Lastly, the Rule and FCLCA also impose recordkeeping requirements on prescribers' offices. First, they must maintain signed confirmations, or signed consent to electronic prescription delivery and proof that such prescriptions were delivered via email, text, or patient portal, for a period of three years. For purposes of PRA analysis, the Commission has used the assumption that all prescriber offices require a full minute to store and maintain each confirmation record, and a full minute to store and maintain each consent to electronic prescription delivery and proof of electronic prescription delivery.[35] The Commission thus allots an additional 750,000 annual hours for prescribers' offices to store and maintain records of patient confirmations and consents. The Commission believes these labor hours are most likely performed by prescribers' office staff.
The Rule also requires prescribers to document the specific medical reasons for setting a contact lens prescription expiration date shorter than the one-year minimum established by the FCLCA. This burden is likely to be nil because the requirement applies only in cases when the prescriber invokes the medical judgment exception, which is expected to occur infrequently, and prescribers are likely to record this information in the ordinary course of business as part of their patients' medical records. As mentioned previously, the OMB regulation that implements the PRA defines “burden” to exclude any effort that would be expended regardless of a regulatory requirement.
Combining all hours spent annually disclosing prescriptions to consumers, obtaining confirmations of prescription release from consumers, obtaining affirmative consent to electronic prescription delivery from consumers, responding to verification requests, and maintaining records as required by the Rule, we estimate a total of 2,045,650 hours for all contact lens prescribers to comply with the Rule [750,000 prescription-release hours + 187,500 confirmation-collection hours + 62,500 electronic-delivery-consent-collection hours + 295,650 verification-response hours + 750,000 recordkeeping hours = 2,045,650 hours]. Of this total, we estimate 1,045,650 are prescriber labor hours, and 1,000,000 are labor hours performed by prescribers' clerical office staff.
2. Sellers
As noted above, a seller may sell contact lenses only in accordance with a valid prescription that the seller has (a) received from the patient or prescriber, or (b) verified through direct communication with the prescriber.

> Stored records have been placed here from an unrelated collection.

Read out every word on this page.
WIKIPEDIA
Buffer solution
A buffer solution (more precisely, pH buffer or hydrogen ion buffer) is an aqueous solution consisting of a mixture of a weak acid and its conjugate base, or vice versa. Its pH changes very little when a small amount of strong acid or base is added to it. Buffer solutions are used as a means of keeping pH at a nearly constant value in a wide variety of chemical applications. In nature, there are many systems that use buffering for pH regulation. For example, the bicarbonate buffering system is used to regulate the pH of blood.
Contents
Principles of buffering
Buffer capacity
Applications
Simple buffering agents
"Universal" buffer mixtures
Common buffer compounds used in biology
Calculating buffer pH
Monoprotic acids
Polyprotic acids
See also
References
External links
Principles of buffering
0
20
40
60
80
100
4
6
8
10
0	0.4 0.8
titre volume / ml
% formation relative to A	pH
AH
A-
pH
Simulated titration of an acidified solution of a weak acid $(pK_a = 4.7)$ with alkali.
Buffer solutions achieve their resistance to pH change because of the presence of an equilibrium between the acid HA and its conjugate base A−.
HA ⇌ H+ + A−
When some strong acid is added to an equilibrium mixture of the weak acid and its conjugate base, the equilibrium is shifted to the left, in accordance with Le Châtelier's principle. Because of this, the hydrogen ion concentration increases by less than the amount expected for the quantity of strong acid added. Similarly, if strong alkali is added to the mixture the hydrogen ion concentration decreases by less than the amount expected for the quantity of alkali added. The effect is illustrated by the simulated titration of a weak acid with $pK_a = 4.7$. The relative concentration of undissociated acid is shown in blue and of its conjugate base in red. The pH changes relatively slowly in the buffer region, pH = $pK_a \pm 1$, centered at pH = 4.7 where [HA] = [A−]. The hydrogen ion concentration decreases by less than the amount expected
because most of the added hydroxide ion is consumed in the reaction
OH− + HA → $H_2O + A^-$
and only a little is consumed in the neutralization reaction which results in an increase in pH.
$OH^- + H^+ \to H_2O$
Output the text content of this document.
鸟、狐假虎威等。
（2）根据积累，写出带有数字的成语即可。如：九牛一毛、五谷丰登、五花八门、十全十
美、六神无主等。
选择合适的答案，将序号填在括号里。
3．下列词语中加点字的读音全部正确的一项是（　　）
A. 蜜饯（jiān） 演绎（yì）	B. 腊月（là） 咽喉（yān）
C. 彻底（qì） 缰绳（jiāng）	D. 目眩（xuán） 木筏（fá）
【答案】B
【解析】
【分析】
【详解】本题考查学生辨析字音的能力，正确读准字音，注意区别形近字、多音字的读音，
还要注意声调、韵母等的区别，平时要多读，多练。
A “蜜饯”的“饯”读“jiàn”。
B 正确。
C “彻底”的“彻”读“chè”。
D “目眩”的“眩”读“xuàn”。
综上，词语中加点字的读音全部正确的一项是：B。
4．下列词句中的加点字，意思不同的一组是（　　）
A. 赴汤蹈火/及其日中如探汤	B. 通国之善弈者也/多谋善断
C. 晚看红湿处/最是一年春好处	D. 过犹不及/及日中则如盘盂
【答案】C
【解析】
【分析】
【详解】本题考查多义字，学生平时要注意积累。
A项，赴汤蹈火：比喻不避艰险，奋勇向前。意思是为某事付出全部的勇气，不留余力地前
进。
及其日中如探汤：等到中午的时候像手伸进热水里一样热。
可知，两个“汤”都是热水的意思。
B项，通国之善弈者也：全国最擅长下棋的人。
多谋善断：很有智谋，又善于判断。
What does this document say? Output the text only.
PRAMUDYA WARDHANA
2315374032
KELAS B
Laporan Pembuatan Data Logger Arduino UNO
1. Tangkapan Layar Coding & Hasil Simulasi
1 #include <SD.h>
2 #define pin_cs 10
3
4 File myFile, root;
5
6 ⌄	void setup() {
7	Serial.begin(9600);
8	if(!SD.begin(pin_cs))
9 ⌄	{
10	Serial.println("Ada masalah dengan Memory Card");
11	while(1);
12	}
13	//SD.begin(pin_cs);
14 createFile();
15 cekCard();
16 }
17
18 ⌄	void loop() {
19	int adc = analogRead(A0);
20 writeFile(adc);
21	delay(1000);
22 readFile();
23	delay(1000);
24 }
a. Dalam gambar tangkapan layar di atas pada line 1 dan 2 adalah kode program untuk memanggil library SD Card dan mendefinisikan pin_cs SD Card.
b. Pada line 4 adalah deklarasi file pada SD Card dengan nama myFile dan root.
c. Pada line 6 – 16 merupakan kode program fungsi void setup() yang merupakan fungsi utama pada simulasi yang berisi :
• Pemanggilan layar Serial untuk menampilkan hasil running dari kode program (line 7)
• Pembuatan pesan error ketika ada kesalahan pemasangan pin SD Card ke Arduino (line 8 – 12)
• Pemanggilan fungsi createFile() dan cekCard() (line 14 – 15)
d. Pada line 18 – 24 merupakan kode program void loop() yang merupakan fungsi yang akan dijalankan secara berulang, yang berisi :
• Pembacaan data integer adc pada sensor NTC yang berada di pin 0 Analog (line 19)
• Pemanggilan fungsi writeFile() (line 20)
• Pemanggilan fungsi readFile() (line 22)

The FCLCA also requires sellers to retain prescriptions and records of communications with prescribers relating to prescription verification for three years.
As stated previously, there are approximately 16,200,000 sales by non-prescriber sellers annually and approximately 73% of such sales require verification. Therefore, sellers verify approximately 11,826,000 orders annually and retain two records for such sales: the verification request and any response from the prescriber. Staff estimates that sellers' verification and recordkeeping for those orders will entail a maximum of five minutes per sale. At an estimated five minutes per sale to each of the approximately 11,826,000 orders, contact lens sellers will spend a total of 985,500 burden hours complying with this portion of the requirement [(11,826,000 × 5 minutes)/60 minutes = 985,500 hours].
Approximately 27% of sales to non-prescriber sellers do not require verification and thus require only that the seller retain the prescription provided. Staff estimates that this recordkeeping burden requires at most one minute per order (in truth, in many cases this retention is electronic and automatic and will not require any time) for 4,374,000 orders [16,200,000 sales × 27%], resulting in 72,900 recordkeeping burden hours [(4,374,000 orders × 1 minute)/60 minutes = 72,900 hours].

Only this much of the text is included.